Irving, Texas Last year, at this time, Daniel Thomas was just another name.
Sure, he arrived at Kansas State as a junior-college All-American and, yes, he was one of the most highly recruited dual-threat quarterbacks out of Northwest Mississippi Community College, but, still, he was just another name.
Then came the shift to running back at K-State, the 1,200-yard season, the 11 touchdowns, the punishing rushing style, and everything changed.
Now, instead of being just another player chosen to endure the barrage of media madness at Big 12 media days near Dallas, Thomas is widely regarded as one of the league’s best backs, and his name, even when just posted on a placard on a wall behind an empty chair, draws a lot of attention.
“Arriving as late as he did and then switching positions and having the success that he had, that’s unparalleled,” Kansas State junior Tysyn Hartman said Tuesday. “It’s going to be hard to find a story like his this year.”

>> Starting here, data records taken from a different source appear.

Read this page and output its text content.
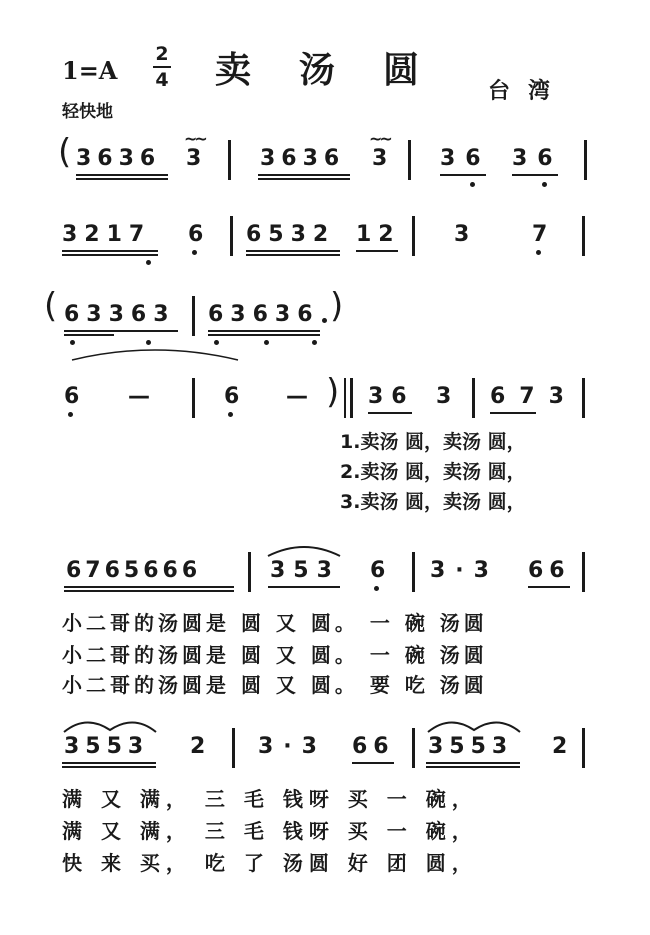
1=A
2
4 卖汤圆
台湾
轻快地
( 3636 3
~~
3636 3
~~
36 36
3217 6 6532 12 3	7
( 63363 63636 )
6 —	6 — ) 36 3 673
1.卖汤 圆，卖汤 圆，
2.卖汤 圆，卖汤 圆，
3.卖汤 圆，卖汤 圆，
6765666	353 6 3·3 66
小二哥的汤圆是 圆 又 圆。 一 碗 汤圆
小二哥的汤圆是 圆 又 圆。 一 碗 汤圆
小二哥的汤圆是 圆 又 圆。 要 吃 汤圆
3553 2 3·3 66 3553 2
满 又 满， 三 毛 钱呀 买 一 碗，
满 又 满， 三 毛 钱呀 买 一 碗，
快 来 买， 吃 了 汤圆 好 团 圆，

Unless, of course, that story is written by Thomas himself.
Selected as one of two running backs on the All-Big 12 preseason squad — Oklahoma’s DeMarco Murray was the other — Thomas enters 2010 with high hopes. The outside world has placed even bigger expectations on him.
“I think I can have an even better season than last year,” he said. “I’ve been working out more. That alone should help me be better prepared.”
Of course, having gone through a season like 2009 can only help, too.
“It was unexpected,” Thomas said. “Coming in not being very well known and going on and having success … it was a roller coaster, but I enjoyed every minute of it. It was what I was waiting on, you know.”
Thomas says he remembers the moment when KSU coach Bill Snyder approached him about switching to running back.
“I was all for it,” he said. “Just the physical nature of playing running back. I like getting the contact.”
That was no problem. Thomas was K-State’s workhorse in 2009, carrying the ball an average of 21 times per game. He ran for career highs of 27 carries (vs. Louisiana), 185 yards (vs. Kansas) and four touchdowns (vs. Texas A&M;), all while facing opponents who knew he would get the ball.
His on-the-field ability is only a small part of his charm, though. Thomas is an engaging young man, who is unfailingly polite and more comfortable when surrounded by smaller crowds. The son of minister parents, Thomas used his faith to push through academic struggles, the position change and adjusting to life in Manhattan, a long way from his hometown of Hilliard, Fla. Asked how he was able to overcome it all, Thomas credited his parents and Snyder.
Snyder deflected the credit back to Thomas.
“Daniel is a very pleasant young person and very team-oriented, and he’s very easy to communicate with,” Snyder said. “And he gets along with everyone. He was so well received when he came to Kansas State, to Manhattan, Kan., received well by his teammates, received well by the people that surround him, support staff and coaches. So I think if there were any transition problems, they were very minimal.”
If anything, the biggest adjustment came from living life in the “big city.”
“It is a big city. It definitely is,” Thomas said. “The biggest store we have in my town is the Winn-Dixie. And my auntie’s restaurant.”
That restaurant, Little Al’s, serves the kind of food Thomas grew up on.
“Soul food,” he said. “I usually eat the buffet, chicken, macaroni, stuff like that.”
As for his preferred choice of chow in The Little Apple, which has about 50,000 more people and quite a few more restaurants than Hilliard, Fla., Thomas was all about the chains.
“I eat a lot of Subway, Chipotle, stuff like that,” he said.
If five-dollar footlongs and chicken burritos led to 1,200 yards and 11 TDs in 2009, expect Thomas to stuff himself the same way in 2010.
“The main thing is, don’t change anything, don’t change who you are,” Thomas said. “Just stay humble and do the best you can do.”